#1253 Reconstruct a 2-Row Binary Matrix - Solution

Given the following details of a matrix with n columns and 2 rows :

The matrix is a binary matrix, which means each element in the matrix can be 0 or 1.
The sum of elements of the 0-th(upper) row is given as upper.
The sum of elements of the 1-st(lower) row is given as lower.
The sum of elements in the i-th column(0-indexed) is colsum[i], where colsum is given as an integer array with length n.

Your task is to reconstruct the matrix with upper, lower and colsum.

Return it as a 2-D integer array.

If there are more than one valid solution, any of them will be accepted.

If no valid solution exists, return an empty 2-D array.

Example 1:

Input: upper = 2, lower = 1, colsum = [1,1,1]
Output: [[1,1,0],[0,0,1]]
Explanation: [[1,0,1],[0,1,0]], and [[0,1,1],[1,0,0]] are also correct answers.

Example 2:

Input: upper = 2, lower = 3, colsum = [2,2,1,1]
Output: []

Example 3:

Input: upper = 5, lower = 5, colsum = [2,1,2,0,1,0,1,2,0,1]
Output: [[1,1,1,0,1,0,0,1,0,0],[1,0,1,0,0,0,1,1,0,1]]

Constraints:

1 <= colsum.length <= 10^5
0 <= upper, lower <= colsum.length
0 <= colsum[i] <= 2

In #1253 Reconstruct a 2-Row Binary Matrix, you are given two row sums (upper and lower) and a colsum array describing how many 1s must appear in each column. The goal is to reconstruct a valid 2 x n binary matrix that satisfies these constraints.

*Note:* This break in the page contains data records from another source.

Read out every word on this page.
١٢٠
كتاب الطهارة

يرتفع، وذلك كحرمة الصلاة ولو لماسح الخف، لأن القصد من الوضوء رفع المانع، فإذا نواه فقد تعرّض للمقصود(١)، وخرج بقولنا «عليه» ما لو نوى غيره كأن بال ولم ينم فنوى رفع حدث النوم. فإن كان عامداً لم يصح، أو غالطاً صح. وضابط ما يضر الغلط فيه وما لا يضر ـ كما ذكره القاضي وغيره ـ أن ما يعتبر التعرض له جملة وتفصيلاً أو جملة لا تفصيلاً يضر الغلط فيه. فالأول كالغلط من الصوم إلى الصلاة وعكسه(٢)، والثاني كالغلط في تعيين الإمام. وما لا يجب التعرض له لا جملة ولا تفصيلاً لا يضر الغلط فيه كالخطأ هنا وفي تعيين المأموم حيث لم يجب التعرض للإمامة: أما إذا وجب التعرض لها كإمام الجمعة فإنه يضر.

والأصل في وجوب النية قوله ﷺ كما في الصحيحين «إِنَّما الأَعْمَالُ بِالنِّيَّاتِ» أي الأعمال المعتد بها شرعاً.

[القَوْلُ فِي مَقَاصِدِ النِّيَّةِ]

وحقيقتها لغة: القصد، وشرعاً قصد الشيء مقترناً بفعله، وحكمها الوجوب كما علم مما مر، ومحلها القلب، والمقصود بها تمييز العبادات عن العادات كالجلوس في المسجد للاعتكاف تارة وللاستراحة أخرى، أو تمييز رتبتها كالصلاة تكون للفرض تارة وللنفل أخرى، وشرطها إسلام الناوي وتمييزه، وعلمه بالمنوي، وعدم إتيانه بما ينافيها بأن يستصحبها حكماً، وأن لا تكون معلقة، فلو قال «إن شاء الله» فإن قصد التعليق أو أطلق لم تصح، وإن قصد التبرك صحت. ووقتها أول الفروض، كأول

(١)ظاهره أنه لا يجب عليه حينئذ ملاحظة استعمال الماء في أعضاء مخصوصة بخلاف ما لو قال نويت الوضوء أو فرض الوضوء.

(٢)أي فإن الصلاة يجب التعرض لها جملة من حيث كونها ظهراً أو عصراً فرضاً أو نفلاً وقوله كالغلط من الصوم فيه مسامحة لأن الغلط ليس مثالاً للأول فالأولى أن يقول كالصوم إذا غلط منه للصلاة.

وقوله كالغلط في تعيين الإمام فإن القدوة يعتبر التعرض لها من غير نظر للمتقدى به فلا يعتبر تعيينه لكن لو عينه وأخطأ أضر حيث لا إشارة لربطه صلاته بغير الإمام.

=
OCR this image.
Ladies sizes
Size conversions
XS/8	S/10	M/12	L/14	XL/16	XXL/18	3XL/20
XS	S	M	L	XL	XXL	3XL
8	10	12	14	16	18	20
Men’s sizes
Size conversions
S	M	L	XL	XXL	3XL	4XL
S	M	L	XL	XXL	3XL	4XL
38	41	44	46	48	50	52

A common strategy is a greedy approach. First, handle columns where colsum[i] == 2, since both rows must contain 1 in those positions. Deduct these from both row sums immediately. Next, process columns where colsum[i] == 1. Place the 1 in the row that still has the larger remaining capacity (upper or lower). Columns with colsum[i] == 0 remain 0 in both rows.

At each step, ensure the row sums never become negative and that the final counts match the required totals. This linear pass over the columns makes the solution efficient. The approach runs in O(n) time with O(n) space for storing the resulting matrix.